Juul, in a letter responding to the F.D.A.’s demand for documents, said it had converted one million smokers to Juul, but the company data is drawn from self-reported surveys on its website and is unverifiable.
[Here’s how schools are dealing with the rise in popularity of e-cigarettes.]
Dr. Scott Gottlieb, who heads the F.D.A., declined to comment on the agency’s investigation of Juul. But he has long been hopeful that e-cigarettes or other similar devices, properly regulated, will prove a safer alternative to smoking and help people quit the deadly habit. Before becoming F.D.A. commissioner, he served on the board of directors of Kure, a retailer that sells e-cigarette products.
“Two-thirds of adult smokers have stated they want to quit,” he said. “They know it’s hard, and they’ve probably tried many times to quit. We must recognize the potential for innovation to lead to less harmful products.”
But Eric Lindblom, a former F.D.A. tobacco official who heads the tobacco control program at Georgetown Law, said Juul’s internal concerns about teenage use demonstrate they are in some ways “no different than the cigarette industry.”

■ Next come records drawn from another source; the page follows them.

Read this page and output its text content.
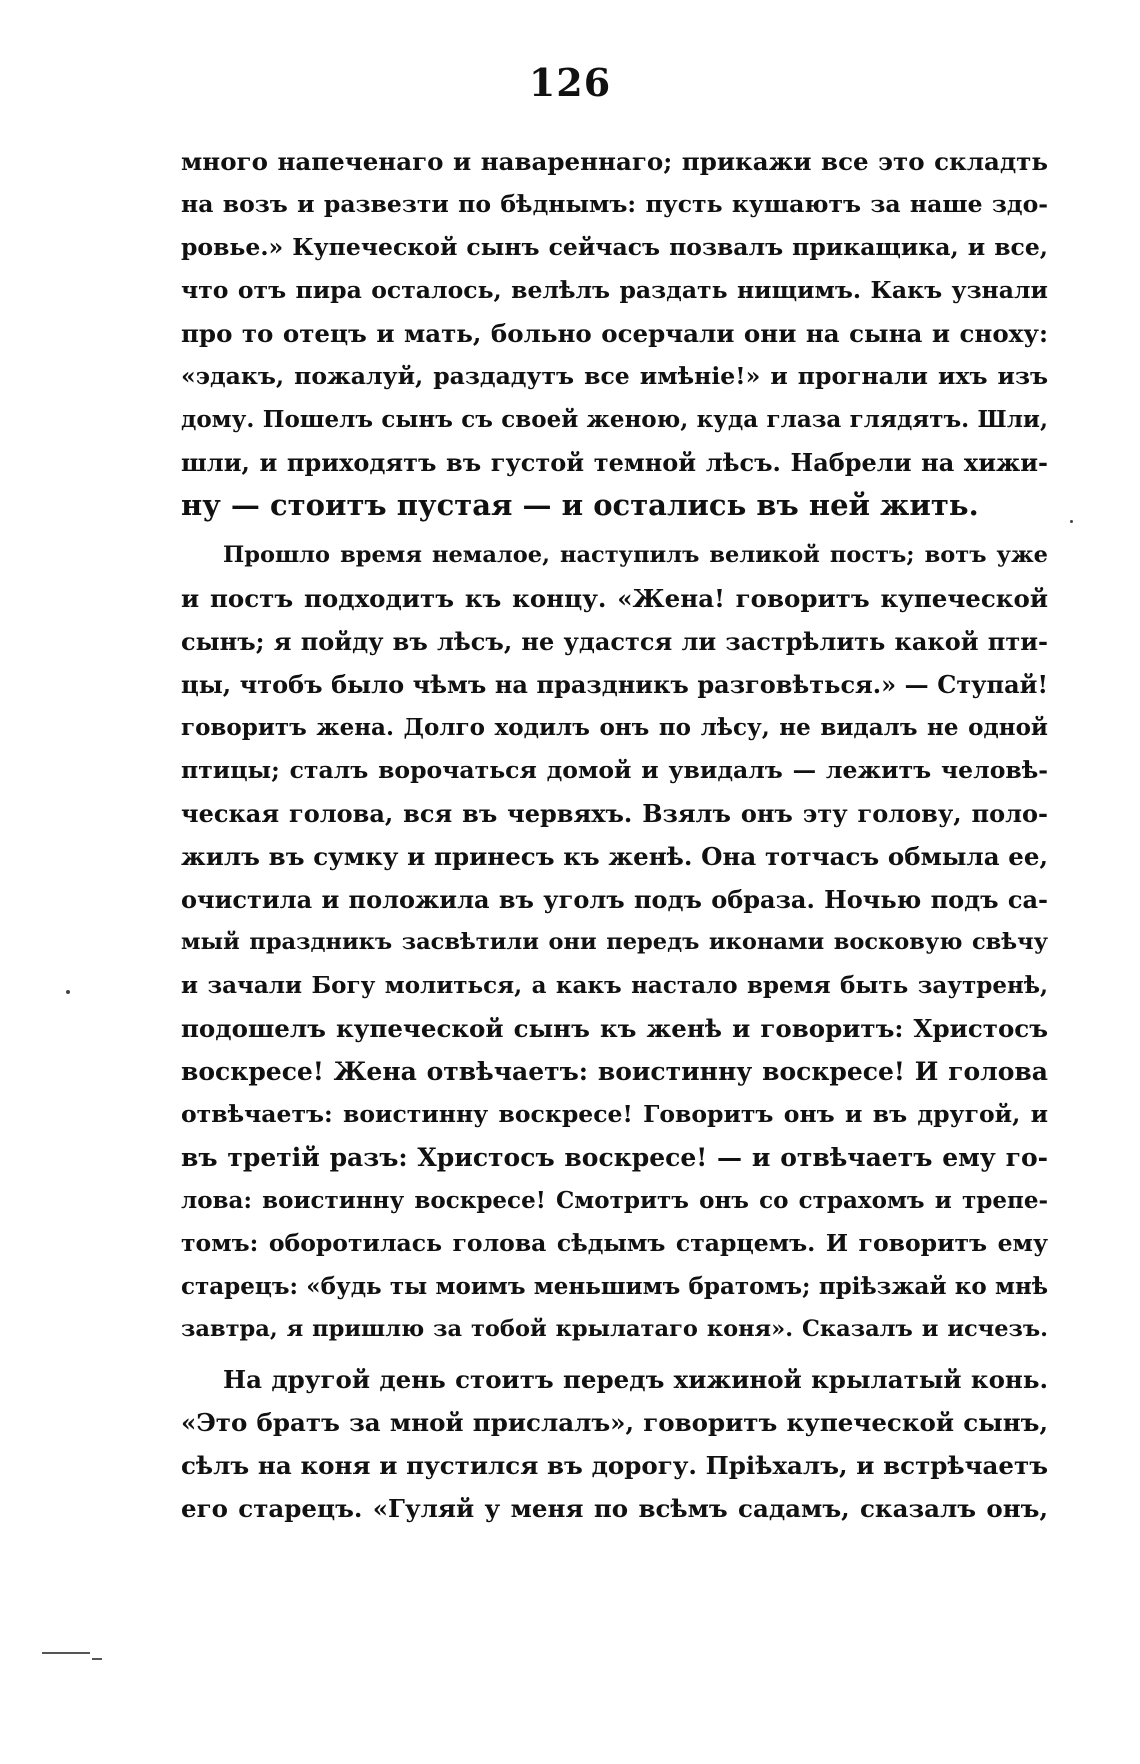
126
много напеченаго и навареннаго; прикажи все это складть
на возъ и развезти по бѣднымъ: пусть кушаютъ за наше здо-
ровье.» Купеческой сынъ сейчасъ позвалъ прикащика, и все,
что отъ пира осталось, велѣлъ раздать нищимъ. Какъ узнали
про то отецъ и мать, больно осерчали они на сына и сноху:
«эдакъ, пожалуй, раздадутъ все имѣніе!» и прогнали ихъ изъ
дому. Пошелъ сынъ съ своей женою, куда глаза глядятъ. Шли,
шли, и приходятъ въ густой темной лѣсъ. Набрели на хижи-
ну — стоитъ пустая — и остались въ ней жить.
Прошло время немалое, наступилъ великой постъ; вотъ уже
и постъ подходитъ къ концу. «Жена! говоритъ купеческой
сынъ; я пойду въ лѣсъ, не удастся ли застрѣлить какой пти-
цы, чтобъ было чѣмъ на праздникъ разговѣться.» — Ступай!
говоритъ жена. Долго ходилъ онъ по лѣсу, не видалъ не одной
птицы; сталъ ворочаться домой и увидалъ — лежитъ человѣ-
ческая голова, вся въ червяхъ. Взялъ онъ эту голову, поло-
жилъ въ сумку и принесъ къ женѣ. Она тотчасъ обмыла ее,
очистила и положила въ уголъ подъ образа. Ночью подъ са-
мый праздникъ засвѣтили они передъ иконами восковую свѣчу
и зачали Богу молиться, а какъ настало время быть заутренѣ,
подошелъ купеческой сынъ къ женѣ и говоритъ: Христосъ
воскресе! Жена отвѣчаетъ: воистинну воскресе! И голова
отвѣчаетъ: воистинну воскресе! Говоритъ онъ и въ другой, и
въ третій разъ: Христосъ воскресе! — и отвѣчаетъ ему го-
лова: воистинну воскресе! Смотритъ онъ со страхомъ и трепе-
томъ: оборотилась голова сѣдымъ старцемъ. И говоритъ ему
старецъ: «будь ты моимъ меньшимъ братомъ; пріѣзжай ко мнѣ
завтра, я пришлю за тобой крылатаго коня». Сказалъ и исчезъ.
На другой день стоитъ передъ хижиной крылатый конь.
«Это братъ за мной прислалъ», говоритъ купеческой сынъ,
сѣлъ на коня и пустился въ дорогу. Пріѣхалъ, и встрѣчаетъ
его старецъ. «Гуляй у меня по всѣмъ садамъ, сказалъ онъ,
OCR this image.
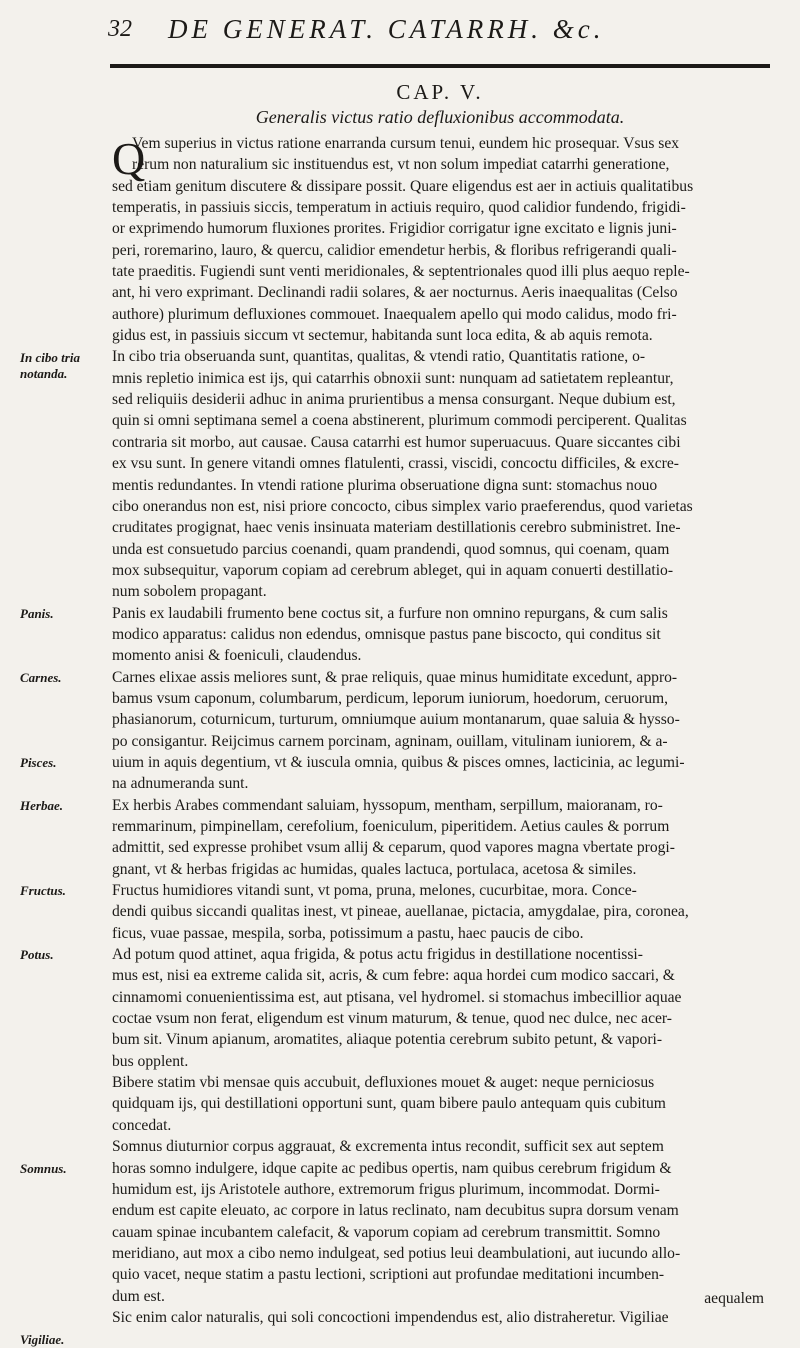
32 DE GENERAT. CATARRH. &c.
CAP. V.
Generalis victus ratio defluxionibus accommodata.
Q
Vem superius in victus ratione enarranda cursum tenui, eundem hic prosequar. Vsus sex
rerum non naturalium sic instituendus est, vt non solum impediat catarrhi generatione,
sed etiam genitum discutere & dissipare possit. Quare eligendus est aer in actiuis qualitatibus
temperatis, in passiuis siccis, temperatum in actiuis requiro, quod calidior fundendo, frigidi-
or exprimendo humorum fluxiones prorites. Frigidior corrigatur igne excitato e lignis juni-
peri, roremarino, lauro, & quercu, calidior emendetur herbis, & floribus refrigerandi quali-
tate praeditis. Fugiendi sunt venti meridionales, & septentrionales quod illi plus aequo reple-
ant, hi vero exprimant. Declinandi radii solares, & aer nocturnus. Aeris inaequalitas (Celso
authore) plurimum defluxiones commouet. Inaequalem apello qui modo calidus, modo fri-
gidus est, in passiuis siccum vt sectemur, habitanda sunt loca edita, & ab aquis remota.
In cibo tria obseruanda sunt, quantitas, qualitas, & vtendi ratio, Quantitatis ratione, o-
mnis repletio inimica est ijs, qui catarrhis obnoxii sunt: nunquam ad satietatem repleantur,
sed reliquiis desiderii adhuc in anima prurientibus a mensa consurgant. Neque dubium est,
quin si omni septimana semel a coena abstinerent, plurimum commodi perciperent. Qualitas
contraria sit morbo, aut causae. Causa catarrhi est humor superuacuus. Quare siccantes cibi
ex vsu sunt. In genere vitandi omnes flatulenti, crassi, viscidi, concoctu difficiles, & excre-
mentis redundantes. In vtendi ratione plurima obseruatione digna sunt: stomachus nouo
cibo onerandus non est, nisi priore concocto, cibus simplex vario praeferendus, quod varietas
cruditates progignat, haec venis insinuata materiam destillationis cerebro subministret. Ine-
unda est consuetudo parcius coenandi, quam prandendi, quod somnus, qui coenam, quam
mox subsequitur, vaporum copiam ad cerebrum ableget, qui in aquam conuerti destillatio-
num sobolem propagant.
Panis ex laudabili frumento bene coctus sit, a furfure non omnino repurgans, & cum salis
modico apparatus: calidus non edendus, omnisque pastus pane biscocto, qui conditus sit
momento anisi & foeniculi, claudendus.
Carnes elixae assis meliores sunt, & prae reliquis, quae minus humiditate excedunt, appro-
bamus vsum caponum, columbarum, perdicum, leporum iuniorum, hoedorum, ceruorum,
phasianorum, coturnicum, turturum, omniumque auium montanarum, quae saluia & hysso-
po consigantur. Reijcimus carnem porcinam, agninam, ouillam, vitulinam iuniorem, & a-
uium in aquis degentium, vt & iuscula omnia, quibus & pisces omnes, lacticinia, ac legumi-
na adnumeranda sunt.
Ex herbis Arabes commendant saluiam, hyssopum, mentham, serpillum, maioranam, ro-
remmarinum, pimpinellam, cerefolium, foeniculum, piperitidem. Aetius caules & porrum
admittit, sed expresse prohibet vsum allij & ceparum, quod vapores magna vbertate progi-
gnant, vt & herbas frigidas ac humidas, quales lactuca, portulaca, acetosa & similes.
Fructus humidiores vitandi sunt, vt poma, pruna, melones, cucurbitae, mora. Conce-
dendi quibus siccandi qualitas inest, vt pineae, auellanae, pictacia, amygdalae, pira, coronea,
ficus, vuae passae, mespila, sorba, potissimum a pastu, haec paucis de cibo.
Ad potum quod attinet, aqua frigida, & potus actu frigidus in destillatione nocentissi-
mus est, nisi ea extreme calida sit, acris, & cum febre: aqua hordei cum modico saccari, &
cinnamomi conuenientissima est, aut ptisana, vel hydromel. si stomachus imbecillior aquae
coctae vsum non ferat, eligendum est vinum maturum, & tenue, quod nec dulce, nec acer-
bum sit. Vinum apianum, aromatites, aliaque potentia cerebrum subito petunt, & vapori-
bus opplent.
Bibere statim vbi mensae quis accubuit, defluxiones mouet & auget: neque perniciosus
quidquam ijs, qui destillationi opportuni sunt, quam bibere paulo antequam quis cubitum
concedat.
Somnus diuturnior corpus aggrauat, & excrementa intus recondit, sufficit sex aut septem
horas somno indulgere, idque capite ac pedibus opertis, nam quibus cerebrum frigidum &
humidum est, ijs Aristotele authore, extremorum frigus plurimum, incommodat. Dormi-
endum est capite eleuato, ac corpore in latus reclinato, nam decubitus supra dorsum venam
cauam spinae incubantem calefacit, & vaporum copiam ad cerebrum transmittit. Somno
meridiano, aut mox a cibo nemo indulgeat, sed potius leui deambulationi, aut iucundo allo-
quio vacet, neque statim a pastu lectioni, scriptioni aut profundae meditationi incumben-
dum est.
Sic enim calor naturalis, qui soli concoctioni impendendus est, alio distraheretur. Vigiliae
In cibo tria notanda.
Panis.
Carnes.
Pisces.
Herbae.
Fructus.
Potus.
Somnus.
Vigiliae.
aequalem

“They are going to maximize their sales and profits any way they can,” he said. “They are going to do that within the law, but they are going to press the gray areas as much as they can.”
Juuling becomes a verb
Over the last three years, Juul has had a meteoric rise. It has become the dominant seller of e-cigarettes, now controlling a remarkable 72 percent of the market, according to Nielsen data. In July, the company completed a round of fund-raising for $1.2 billion, putting it in rarefied air. From a virtual standing-start in 2015, it is now valued by investors at $16 billion.